Shakespeare Mixed Levels

“Speak the speech, I pray you, as I pronounced it to you, trippingly on the tongue: but if you mouth it, as many of your players do, I had as lief the town-crier spoke my lines. Nor do not saw the air too much with your hand, thus, but use all gently; for in the very torrent, tempest, and, as I may say, the whirlwind of passion, you must acquire and beget a temperance that may give it smoothness.”

-William Shakespeare, Hamlet

 

Mixed-Levels Shakespeare
Teacher: Jim Elliott 
July 25th-August 22nd (5 classes)
Thursday 2:30-5:30
$630


PURPOSE:
To implement the students working approach to Acting Shakespeare with scene work. This course extends the work on self and character into classic scene study, with an emphasis on Shakespeare’s text and Acting Shakespeare. We will continue our work on text and the “music” of the language. We will continue exploring how to bring yourself to the role, while maintaining the understandability of the language. This is an organic and text-based approach to heightened language in which actor and character meet, and the tools for storytelling required for classic plays are honed. The material will be explored through rehearsing and showing assigned scenes throughout the class.

METHOD:
We will accomplish our goal through scansion work, detailed examination of textual idiosyncrasies, exploration of the Sounds of Spoken English, Work on Metaphor and Imagery and of course,  Performance. During the class, you will perform One Scene.
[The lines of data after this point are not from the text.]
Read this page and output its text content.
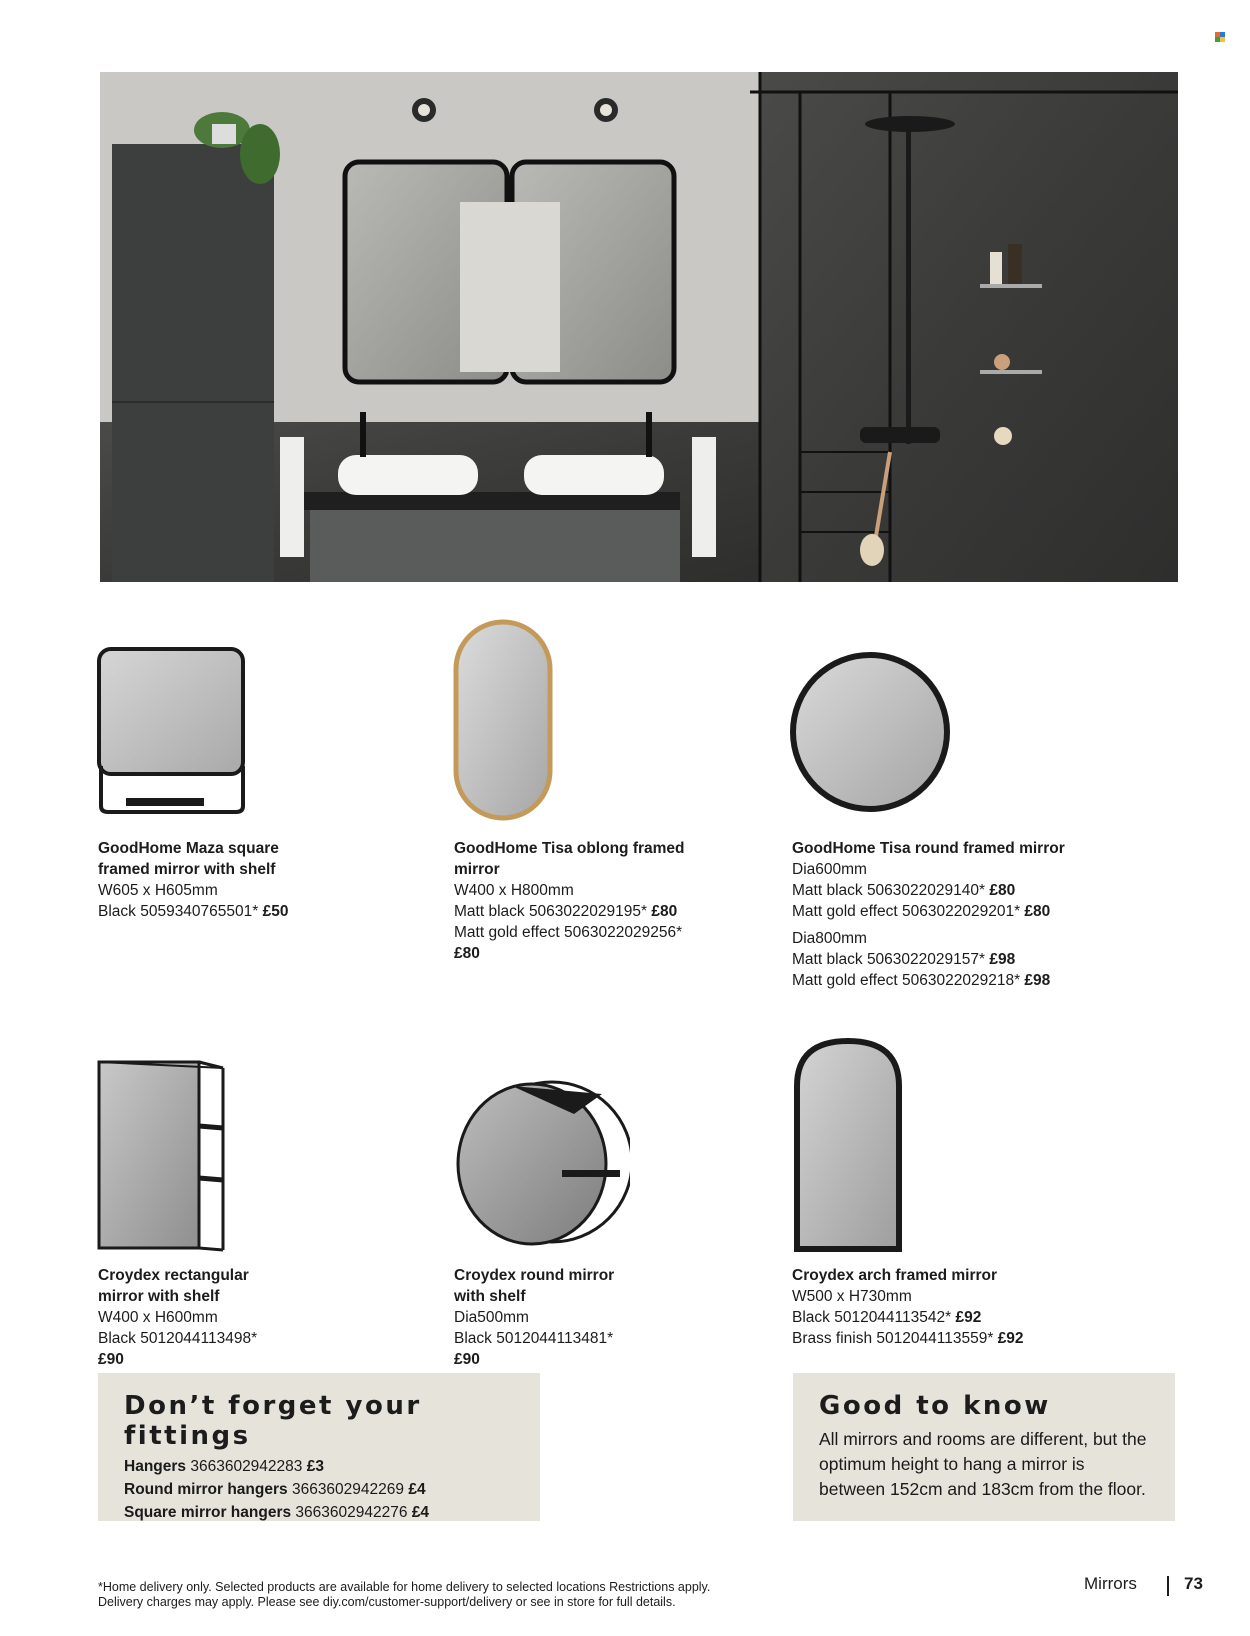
GoodHome Maza square framed mirror with shelf
W605 x H605mm
Black 5059340765501* £50
GoodHome Tisa oblong framed mirror
W400 x H800mm
Matt black 5063022029195* £80
Matt gold effect 5063022029256* £80
GoodHome Tisa round framed mirror
Dia600mm
Matt black 5063022029140* £80
Matt gold effect 5063022029201* £80
Dia800mm
Matt black 5063022029157* £98
Matt gold effect 5063022029218* £98
Croydex rectangular mirror with shelf
W400 x H600mm
Black 5012044113498* £90
Croydex round mirror with shelf
Dia500mm
Black 5012044113481* £90
Croydex arch framed mirror
W500 x H730mm
Black 5012044113542* £92
Brass finish 5012044113559* £92
Don’t forget your fittings
Hangers 3663602942283 £3
Round mirror hangers 3663602942269 £4
Square mirror hangers 3663602942276 £4
Good to know

All mirrors and rooms are different, but the optimum height to hang a mirror is between 152cm and 183cm from the floor.

*Home delivery only. Selected products are available for home delivery to selected locations Restrictions apply.
Delivery charges may apply. Please see diy.com/customer-support/delivery or see in store for full details.
Mirrors	73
You will read multiple Shakespeare Plays.

STUDENT LEARNING OBJECTIVES:

Further explore the technical aspects of approaching Shakespeare’s text.
Deepening your understanding of Shakespeare’s text and seeing the unique
possibilities available to each performer.
Perform scenes with a partner.
Connect personally to Shakespeare’s text.
Acquire confidence when approaching any classic material.

INSTRUCTION:

Students will begin with an Original Practice Run of a scene. We will then work together to combine the organic approach of bringing an individual point of view to the text and allowing for use of language, structure, rhetoric and making the scene understandable and truthful.